DAVE IVERSON, FRONTLINE: [voice-over] It isn't dramatic. It's a disease of inches. A hand starts to shake, a step becomes a shuffle, life in gradual slow motion. Parkinson's arrives without fanfare. You're jogging at the gym one day, and you notice that one arm isn't swinging the same as the other. In time, other signs accumulate. A leg starts to tingle. A finger trembles. None of it seems like a big deal, so you keep living your life.

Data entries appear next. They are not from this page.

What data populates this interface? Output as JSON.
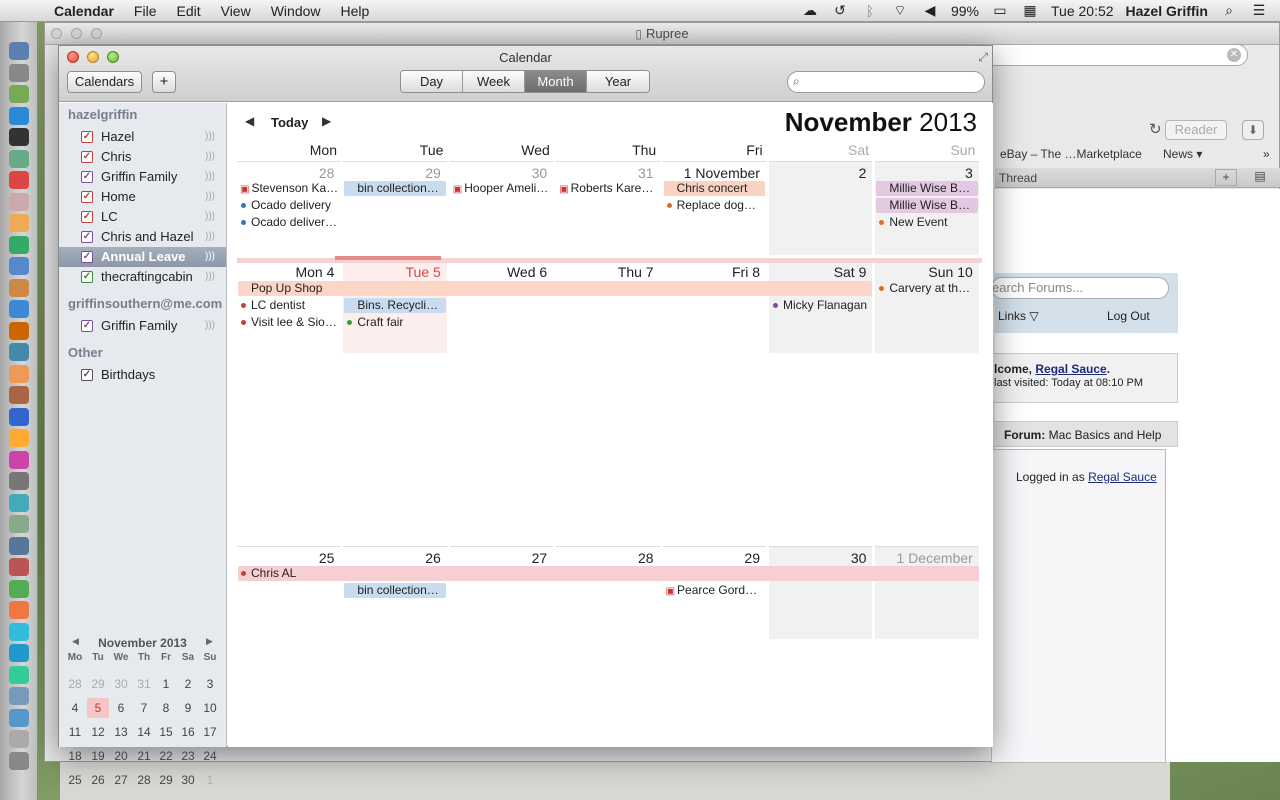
{
  "menubar": {
    "app": "Calendar",
    "items": [
      "File",
      "Edit",
      "View",
      "Window",
      "Help"
    ],
    "battery": "99%",
    "clock": "Tue 20:52",
    "user": "Hazel Griffin"
  },
  "background_window": {
    "title": "Rupree",
    "reader": "Reader",
    "bookmarks": [
      "eBay – The …Marketplace",
      "News ▾"
    ],
    "tab": "Thread",
    "search_placeholder": "earch Forums...",
    "links": "Links",
    "logout": "Log Out",
    "welcome_prefix": "lcome, ",
    "welcome_user": "Regal Sauce",
    "last_visited": "last visited: Today at 08:10 PM",
    "crumb_label": "Forum:",
    "crumb_value": "Mac Basics and Help",
    "logged_in_prefix": "Logged in as ",
    "logged_in_user": "Regal Sauce"
  },
  "calendar": {
    "window_title": "Calendar",
    "calendars_button": "Calendars",
    "add_button": "+",
    "views": [
      "Day",
      "Week",
      "Month",
      "Year"
    ],
    "active_view": "Month",
    "today_button": "Today",
    "month": "November",
    "year": "2013",
    "weekdays": [
      "Mon",
      "Tue",
      "Wed",
      "Thu",
      "Fri",
      "Sat",
      "Sun"
    ]
  },
  "sidebar": {
    "groups": [
      {
        "name": "hazelgriffin",
        "items": [
          {
            "label": "Hazel",
            "color": "#c83c3c",
            "checked": true
          },
          {
            "label": "Chris",
            "color": "#c83c3c",
            "checked": true
          },
          {
            "label": "Griffin Family",
            "color": "#7a4ea0",
            "checked": true
          },
          {
            "label": "Home",
            "color": "#c83c3c",
            "checked": true
          },
          {
            "label": "LC",
            "color": "#c83c3c",
            "checked": true
          },
          {
            "label": "Chris and Hazel",
            "color": "#7a4ea0",
            "checked": true
          },
          {
            "label": "Annual Leave",
            "color": "#7a4ea0",
            "checked": true,
            "selected": true
          },
          {
            "label": "thecraftingcabin",
            "color": "#3a8a3a",
            "checked": true
          }
        ]
      },
      {
        "name": "griffinsouthern@me.com",
        "items": [
          {
            "label": "Griffin Family",
            "color": "#7a4ea0",
            "checked": true
          }
        ]
      },
      {
        "name": "Other",
        "items": [
          {
            "label": "Birthdays",
            "color": "#555555",
            "checked": true
          }
        ]
      }
    ]
  },
  "mini_calendar": {
    "title": "November 2013",
    "dow": [
      "Mo",
      "Tu",
      "We",
      "Th",
      "Fr",
      "Sa",
      "Su"
    ],
    "weeks": [
      [
        "28",
        "29",
        "30",
        "31",
        "1",
        "2",
        "3"
      ],
      [
        "4",
        "5",
        "6",
        "7",
        "8",
        "9",
        "10"
      ],
      [
        "11",
        "12",
        "13",
        "14",
        "15",
        "16",
        "17"
      ],
      [
        "18",
        "19",
        "20",
        "21",
        "22",
        "23",
        "24"
      ],
      [
        "25",
        "26",
        "27",
        "28",
        "29",
        "30",
        "1"
      ]
    ],
    "today": "5"
  },
  "weeks": [
    {
      "days": [
        "28",
        "29",
        "30",
        "31",
        "1 November",
        "2",
        "3"
      ],
      "dim": [
        true,
        true,
        true,
        true,
        false,
        false,
        false
      ],
      "events": [
        {
          "day": 0,
          "line": 0,
          "text": "Stevenson Ka…",
          "style": "gift"
        },
        {
          "day": 0,
          "line": 1,
          "text": "Ocado delivery",
          "style": "dot",
          "color": "#2a7ac0"
        },
        {
          "day": 0,
          "line": 2,
          "text": "Ocado deliver…",
          "style": "dot",
          "color": "#2a7ac0"
        },
        {
          "day": 1,
          "line": 0,
          "text": "bin collection…",
          "style": "block",
          "bg": "#c9dcef"
        },
        {
          "day": 2,
          "line": 0,
          "text": "Hooper Ameli…",
          "style": "gift"
        },
        {
          "day": 3,
          "line": 0,
          "text": "Roberts Kare…",
          "style": "gift"
        },
        {
          "day": 4,
          "line": 0,
          "text": "Chris concert",
          "style": "block",
          "bg": "#f9d2c2"
        },
        {
          "day": 4,
          "line": 1,
          "text": "Replace dog…",
          "style": "dot",
          "color": "#e06a2a"
        },
        {
          "day": 6,
          "line": 0,
          "text": "Millie Wise B…",
          "style": "block",
          "bg": "#e3c8e3"
        },
        {
          "day": 6,
          "line": 1,
          "text": "Millie Wise B…",
          "style": "block",
          "bg": "#e3c8e3"
        },
        {
          "day": 6,
          "line": 2,
          "text": "New Event",
          "style": "dot",
          "color": "#e06a2a"
        }
      ]
    },
    {
      "days": [
        "Mon 4",
        "Tue 5",
        "Wed 6",
        "Thu 7",
        "Fri 8",
        "Sat 9",
        "Sun 10"
      ],
      "dim": [
        false,
        false,
        false,
        false,
        false,
        false,
        false
      ],
      "spans": [
        {
          "start": 0,
          "end": 5,
          "line": 0,
          "text": "Pop Up Shop",
          "bg": "#fbd6c6"
        }
      ],
      "events": [
        {
          "day": 6,
          "line": 0,
          "text": "Carvery at th…",
          "style": "dot",
          "color": "#e06a2a"
        },
        {
          "day": 0,
          "line": 1,
          "text": "LC dentist",
          "style": "dot",
          "color": "#c83c3c"
        },
        {
          "day": 0,
          "line": 2,
          "text": "Visit lee & Sio…",
          "style": "dot",
          "color": "#c83c3c"
        },
        {
          "day": 1,
          "line": 1,
          "text": "Bins. Recycli…",
          "style": "block",
          "bg": "#c9dcef"
        },
        {
          "day": 1,
          "line": 2,
          "text": "Craft fair",
          "style": "dot",
          "color": "#3a9a3a"
        },
        {
          "day": 5,
          "line": 1,
          "text": "Micky Flanagan",
          "style": "dot",
          "color": "#7a4ea0"
        }
      ]
    },
    {
      "days": [
        "25",
        "26",
        "27",
        "28",
        "29",
        "30",
        "1 December"
      ],
      "dim": [
        false,
        false,
        false,
        false,
        false,
        false,
        true
      ],
      "spans": [
        {
          "start": 0,
          "end": 6,
          "line": 0,
          "text": "Chris AL",
          "bg": "#f6cfd3",
          "dot": "#c83c3c"
        }
      ],
      "events": [
        {
          "day": 1,
          "line": 1,
          "text": "bin collection…",
          "style": "block",
          "bg": "#c9dcef"
        },
        {
          "day": 4,
          "line": 1,
          "text": "Pearce Gord…",
          "style": "gift"
        }
      ]
    }
  ]
}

Use this link to read the transcript:
http://www.pbs.org/wgbh/pages/frontline/parkinsons/etc/script.html 

Use this link to watch the video of the show:

1 comment:

  1. Bob, this reinforces my lay theory , and that is that Borrelia/co infections are "generational", passed along in families over decades and centuries, and so on. ...and are NOT NEW at all, as we are lead to believe, They have been around and have been "passed down", for ages. I lost a friend in AU, HIS family , the male members passed down the line their MND, or Motor Neuron Disease, to which he succumbed. When I suggested he look into Borrelia..."no, ticks are not a problem in Australia". Genetic testing should include bacterial testing as well (maybe tests do rule out bacteria)...I have good indicators Borrelia has been in my family tree, forever. Old as the hills and earth, the lowly tick. Across the board lowered human immune function in our modern times, subject to pharmaceuticals, chemicals, herb/pesticides, plastics, metals exposure, radiation,air/water pollution, hormones in foods, vaccination, even geo-engineered weather (lack of full spectrum sunlight)and more; could all these things knocked down the human natural immune function causing bacterial illnesses to rise and flourish, show themselves so well and win, over the body healthy? We co-dwell with the tiny bacteria, microbes.